Boy, Snow, Bird: Helen Oyeyemi/Reflections

Monday, March 31, 2014

So many unread books stacked on my floors, on my shelves, on the couch, and still I bought a new one—Boy, Snow, Bird by Helen Oyeyemi. I blame Porochista Khakpour's review in The New York Times. It was smart; it was seductive.

And so is this book. The story of a run-away, a rat-catcher's daughter (her name is Boy), who arrives in a place called Flax Hill, marries a widower with a fair daughter named Snow, and discovers, when she gives birth to a girl she calls Bird, that the family she has married into has masqueraded all along: they are light-skinned African Americans. The fair, sweet Snow has (unwittingly) allowed this family to live their lie, to hide, to elegantly pretend. Boy will have none of that–or of Snow—once the darker-skinned Bird arrives. Snow is banished. Bird grows up. Weird things happen with spiders, with storytellers, with (but of course) mirrors.

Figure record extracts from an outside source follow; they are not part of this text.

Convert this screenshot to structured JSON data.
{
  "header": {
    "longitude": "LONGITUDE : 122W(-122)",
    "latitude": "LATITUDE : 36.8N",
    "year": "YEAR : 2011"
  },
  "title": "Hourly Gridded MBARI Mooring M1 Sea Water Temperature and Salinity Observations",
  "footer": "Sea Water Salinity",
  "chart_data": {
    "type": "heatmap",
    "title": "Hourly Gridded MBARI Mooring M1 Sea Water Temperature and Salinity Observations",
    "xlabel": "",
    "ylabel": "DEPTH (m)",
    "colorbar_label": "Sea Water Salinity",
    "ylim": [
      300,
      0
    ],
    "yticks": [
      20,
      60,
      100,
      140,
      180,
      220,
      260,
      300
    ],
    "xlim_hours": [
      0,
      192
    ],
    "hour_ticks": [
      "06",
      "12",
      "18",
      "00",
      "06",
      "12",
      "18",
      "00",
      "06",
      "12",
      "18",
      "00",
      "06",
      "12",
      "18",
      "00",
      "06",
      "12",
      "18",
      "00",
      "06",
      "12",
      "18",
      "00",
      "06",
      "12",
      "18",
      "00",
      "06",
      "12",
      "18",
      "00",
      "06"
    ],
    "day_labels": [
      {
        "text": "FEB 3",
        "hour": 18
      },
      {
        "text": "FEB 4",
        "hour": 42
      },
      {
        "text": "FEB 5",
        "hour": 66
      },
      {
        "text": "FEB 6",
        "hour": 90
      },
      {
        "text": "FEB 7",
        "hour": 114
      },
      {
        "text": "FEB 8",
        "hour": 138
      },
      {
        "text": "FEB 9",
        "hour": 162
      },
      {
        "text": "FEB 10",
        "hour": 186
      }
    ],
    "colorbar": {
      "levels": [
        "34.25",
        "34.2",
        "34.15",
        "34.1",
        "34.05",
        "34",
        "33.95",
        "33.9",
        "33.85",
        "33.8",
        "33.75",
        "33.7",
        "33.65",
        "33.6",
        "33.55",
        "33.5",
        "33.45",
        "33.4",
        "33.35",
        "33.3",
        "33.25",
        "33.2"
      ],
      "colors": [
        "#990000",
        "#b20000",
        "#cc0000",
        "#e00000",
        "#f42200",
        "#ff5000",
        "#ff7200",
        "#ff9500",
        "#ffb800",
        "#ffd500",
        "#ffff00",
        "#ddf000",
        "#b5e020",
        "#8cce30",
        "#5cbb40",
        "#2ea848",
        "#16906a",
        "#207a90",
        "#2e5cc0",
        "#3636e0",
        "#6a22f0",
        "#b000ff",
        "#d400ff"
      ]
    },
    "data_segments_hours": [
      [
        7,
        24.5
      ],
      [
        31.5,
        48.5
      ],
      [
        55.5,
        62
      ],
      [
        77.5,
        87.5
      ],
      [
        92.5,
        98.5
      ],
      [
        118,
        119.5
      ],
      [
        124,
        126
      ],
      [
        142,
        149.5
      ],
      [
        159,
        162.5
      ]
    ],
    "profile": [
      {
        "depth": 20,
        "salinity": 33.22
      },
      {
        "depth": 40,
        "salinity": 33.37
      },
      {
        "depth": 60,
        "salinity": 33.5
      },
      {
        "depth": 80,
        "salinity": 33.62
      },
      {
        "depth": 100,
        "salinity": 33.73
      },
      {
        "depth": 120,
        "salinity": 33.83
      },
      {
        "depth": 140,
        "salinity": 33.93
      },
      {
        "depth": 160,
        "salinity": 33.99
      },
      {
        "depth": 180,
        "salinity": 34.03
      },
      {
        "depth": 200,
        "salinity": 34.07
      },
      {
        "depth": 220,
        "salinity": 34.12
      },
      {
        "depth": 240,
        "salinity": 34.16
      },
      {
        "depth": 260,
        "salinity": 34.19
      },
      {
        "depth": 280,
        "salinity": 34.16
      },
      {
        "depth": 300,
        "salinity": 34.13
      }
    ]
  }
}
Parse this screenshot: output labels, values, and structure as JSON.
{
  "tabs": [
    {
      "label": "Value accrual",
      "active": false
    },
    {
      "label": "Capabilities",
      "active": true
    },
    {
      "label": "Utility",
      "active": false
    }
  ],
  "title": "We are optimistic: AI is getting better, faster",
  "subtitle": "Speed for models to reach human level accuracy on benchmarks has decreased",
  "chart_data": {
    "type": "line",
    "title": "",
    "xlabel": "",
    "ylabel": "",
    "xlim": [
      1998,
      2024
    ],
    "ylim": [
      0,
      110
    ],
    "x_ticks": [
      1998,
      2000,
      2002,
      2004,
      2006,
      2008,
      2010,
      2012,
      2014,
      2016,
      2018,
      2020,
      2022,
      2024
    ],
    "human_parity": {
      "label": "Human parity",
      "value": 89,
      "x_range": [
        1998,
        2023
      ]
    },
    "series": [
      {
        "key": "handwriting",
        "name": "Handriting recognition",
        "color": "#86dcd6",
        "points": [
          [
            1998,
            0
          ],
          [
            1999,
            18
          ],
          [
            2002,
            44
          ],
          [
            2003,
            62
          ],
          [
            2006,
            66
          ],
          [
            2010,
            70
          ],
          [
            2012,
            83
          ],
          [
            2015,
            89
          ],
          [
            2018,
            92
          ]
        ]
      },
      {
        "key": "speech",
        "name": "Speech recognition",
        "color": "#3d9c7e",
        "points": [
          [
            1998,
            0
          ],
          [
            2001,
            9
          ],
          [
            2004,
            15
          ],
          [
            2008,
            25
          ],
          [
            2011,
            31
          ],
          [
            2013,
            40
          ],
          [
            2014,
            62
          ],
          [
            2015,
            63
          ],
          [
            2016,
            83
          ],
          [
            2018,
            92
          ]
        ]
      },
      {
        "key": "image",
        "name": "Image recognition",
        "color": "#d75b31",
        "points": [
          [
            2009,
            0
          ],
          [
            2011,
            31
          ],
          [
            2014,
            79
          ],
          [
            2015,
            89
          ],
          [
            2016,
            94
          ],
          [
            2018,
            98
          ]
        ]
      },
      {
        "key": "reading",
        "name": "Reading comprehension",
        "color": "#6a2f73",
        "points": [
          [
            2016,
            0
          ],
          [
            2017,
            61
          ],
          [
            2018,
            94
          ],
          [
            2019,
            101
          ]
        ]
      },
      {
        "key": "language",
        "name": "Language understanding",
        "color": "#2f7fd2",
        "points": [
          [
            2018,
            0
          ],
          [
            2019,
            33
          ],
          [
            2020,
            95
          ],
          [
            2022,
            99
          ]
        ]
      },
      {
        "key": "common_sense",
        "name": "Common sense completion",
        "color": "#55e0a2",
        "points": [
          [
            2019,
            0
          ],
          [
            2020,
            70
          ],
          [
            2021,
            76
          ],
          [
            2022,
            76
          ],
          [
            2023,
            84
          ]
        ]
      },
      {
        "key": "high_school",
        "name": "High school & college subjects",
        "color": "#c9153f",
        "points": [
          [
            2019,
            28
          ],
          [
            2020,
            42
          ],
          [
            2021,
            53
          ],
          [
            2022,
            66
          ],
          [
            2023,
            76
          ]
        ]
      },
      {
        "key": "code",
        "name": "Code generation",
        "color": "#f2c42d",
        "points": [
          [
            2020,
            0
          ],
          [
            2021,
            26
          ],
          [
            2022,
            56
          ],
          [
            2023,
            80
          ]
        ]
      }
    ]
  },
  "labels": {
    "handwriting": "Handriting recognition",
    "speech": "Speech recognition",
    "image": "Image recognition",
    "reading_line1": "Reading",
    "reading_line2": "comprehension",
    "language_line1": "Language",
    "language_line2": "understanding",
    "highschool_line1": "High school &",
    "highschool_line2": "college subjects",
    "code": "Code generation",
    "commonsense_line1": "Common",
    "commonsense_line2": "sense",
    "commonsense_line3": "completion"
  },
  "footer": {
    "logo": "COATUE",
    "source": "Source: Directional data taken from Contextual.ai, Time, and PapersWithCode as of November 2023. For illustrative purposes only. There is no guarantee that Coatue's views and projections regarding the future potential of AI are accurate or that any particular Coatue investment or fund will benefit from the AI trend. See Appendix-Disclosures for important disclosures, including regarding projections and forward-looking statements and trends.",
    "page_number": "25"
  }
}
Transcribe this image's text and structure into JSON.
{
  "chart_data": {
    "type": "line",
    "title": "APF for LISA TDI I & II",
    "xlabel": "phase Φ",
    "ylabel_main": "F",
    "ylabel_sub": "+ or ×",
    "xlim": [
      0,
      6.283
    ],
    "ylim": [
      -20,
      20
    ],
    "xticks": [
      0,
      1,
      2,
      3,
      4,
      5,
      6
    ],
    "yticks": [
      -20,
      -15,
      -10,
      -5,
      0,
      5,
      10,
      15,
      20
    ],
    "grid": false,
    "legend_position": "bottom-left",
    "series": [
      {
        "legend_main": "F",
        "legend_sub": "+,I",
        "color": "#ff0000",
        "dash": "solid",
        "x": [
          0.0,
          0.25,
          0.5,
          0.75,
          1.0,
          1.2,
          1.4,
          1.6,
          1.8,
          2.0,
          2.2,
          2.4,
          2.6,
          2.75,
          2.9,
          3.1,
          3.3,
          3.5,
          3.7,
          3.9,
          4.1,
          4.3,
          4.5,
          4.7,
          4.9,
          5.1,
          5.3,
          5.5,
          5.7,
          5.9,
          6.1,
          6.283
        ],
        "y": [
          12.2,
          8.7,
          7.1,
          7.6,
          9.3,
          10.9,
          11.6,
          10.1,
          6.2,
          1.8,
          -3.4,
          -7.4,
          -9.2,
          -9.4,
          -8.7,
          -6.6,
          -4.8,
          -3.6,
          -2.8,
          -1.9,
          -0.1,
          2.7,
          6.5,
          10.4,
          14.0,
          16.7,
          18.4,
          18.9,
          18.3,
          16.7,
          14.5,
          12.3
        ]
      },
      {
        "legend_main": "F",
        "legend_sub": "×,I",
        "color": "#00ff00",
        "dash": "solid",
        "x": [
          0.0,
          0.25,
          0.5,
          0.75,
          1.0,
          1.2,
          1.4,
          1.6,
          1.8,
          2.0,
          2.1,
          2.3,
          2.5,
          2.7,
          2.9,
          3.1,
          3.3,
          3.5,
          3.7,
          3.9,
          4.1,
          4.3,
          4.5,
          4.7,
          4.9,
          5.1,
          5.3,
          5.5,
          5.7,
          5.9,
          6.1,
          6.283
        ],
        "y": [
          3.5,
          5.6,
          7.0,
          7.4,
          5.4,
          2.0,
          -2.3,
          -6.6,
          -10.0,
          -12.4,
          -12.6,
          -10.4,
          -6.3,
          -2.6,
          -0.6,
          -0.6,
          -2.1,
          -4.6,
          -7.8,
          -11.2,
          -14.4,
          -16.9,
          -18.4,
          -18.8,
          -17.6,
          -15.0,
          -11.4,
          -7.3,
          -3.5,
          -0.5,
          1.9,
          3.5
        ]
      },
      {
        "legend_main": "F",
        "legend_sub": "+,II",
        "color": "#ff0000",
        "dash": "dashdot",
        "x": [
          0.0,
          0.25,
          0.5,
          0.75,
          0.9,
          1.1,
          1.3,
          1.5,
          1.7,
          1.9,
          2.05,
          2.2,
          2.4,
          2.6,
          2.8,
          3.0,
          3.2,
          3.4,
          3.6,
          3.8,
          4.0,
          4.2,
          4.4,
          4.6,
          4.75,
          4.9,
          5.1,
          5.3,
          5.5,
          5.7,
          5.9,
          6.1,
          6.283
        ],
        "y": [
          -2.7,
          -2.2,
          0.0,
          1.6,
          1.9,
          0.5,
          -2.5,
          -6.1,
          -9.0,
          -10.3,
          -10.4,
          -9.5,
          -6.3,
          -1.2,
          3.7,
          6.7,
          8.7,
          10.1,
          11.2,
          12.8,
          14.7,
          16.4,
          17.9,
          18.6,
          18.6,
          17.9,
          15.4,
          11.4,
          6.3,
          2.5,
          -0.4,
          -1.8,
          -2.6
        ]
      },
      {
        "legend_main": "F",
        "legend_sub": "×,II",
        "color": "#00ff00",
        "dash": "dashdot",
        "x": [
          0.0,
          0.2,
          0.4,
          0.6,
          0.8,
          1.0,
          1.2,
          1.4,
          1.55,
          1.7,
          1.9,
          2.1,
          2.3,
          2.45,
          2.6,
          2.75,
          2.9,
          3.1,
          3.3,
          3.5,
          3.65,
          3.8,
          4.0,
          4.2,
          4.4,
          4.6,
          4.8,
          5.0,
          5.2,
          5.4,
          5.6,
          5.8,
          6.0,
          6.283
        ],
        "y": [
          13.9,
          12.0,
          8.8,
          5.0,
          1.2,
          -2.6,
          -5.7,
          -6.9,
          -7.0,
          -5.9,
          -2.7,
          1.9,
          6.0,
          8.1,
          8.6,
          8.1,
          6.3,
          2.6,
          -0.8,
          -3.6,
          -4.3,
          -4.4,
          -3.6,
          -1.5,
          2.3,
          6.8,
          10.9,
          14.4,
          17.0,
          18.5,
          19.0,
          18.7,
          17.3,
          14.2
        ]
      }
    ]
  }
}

Boy, Snow, Bird must be trusted. Its readers must relinquish their hold. Don't try to guess where this is going. Don't look for Dopey. Don't think Oyeyemi is actually going to chant "Mirror, Mirror on the wall." Don't read thinking that this is all about race or all about fairytales, because it's bigger and more wild than that. Boy, Snow, Bird is brand-new country. It's a young writer (Oyeyemi is not yet thirty but already a veteran of publishing) inventing her own kind of fiction. Her sentences and images, often, are beguiling. Here is Bird, imagining herself in a spiderweb hat:
No, a spiderweb hat is a better warning to beware. Bird would look out from under this hat with the watchful eyes of a girl from long ago, each pupil an unlit lamp, waiting for the magic ring to be rubbed, for the right words to be said. She'd give a lot to know why she and her mom have those eyes—the eyes of people who come from someplace strange they can never go back to. Bird and her mom and that servant-of-the-lamp look they go around giving people. Bird can't think of a single excuse for it.
More and more, I think, we are seeing writers who are willing to go to the edge, to carry us forward, to take daring risks, to suggest that we set aside our expectations and follow along. We see critics embracing the brave and tangled; we see other readers not so sure. There are new fractures breaking in the land of literature. Personally, I'll always be grateful for the sure-footed flights of fancy that abound in books like Boy, Snow, Bird.



1 comments:

Liviania said...

I loved that I couldn't figure out where Boy, Snow, Bird was going. Oyeyemi does a great job of revealing information that changes your perception of what has happened in the narrative.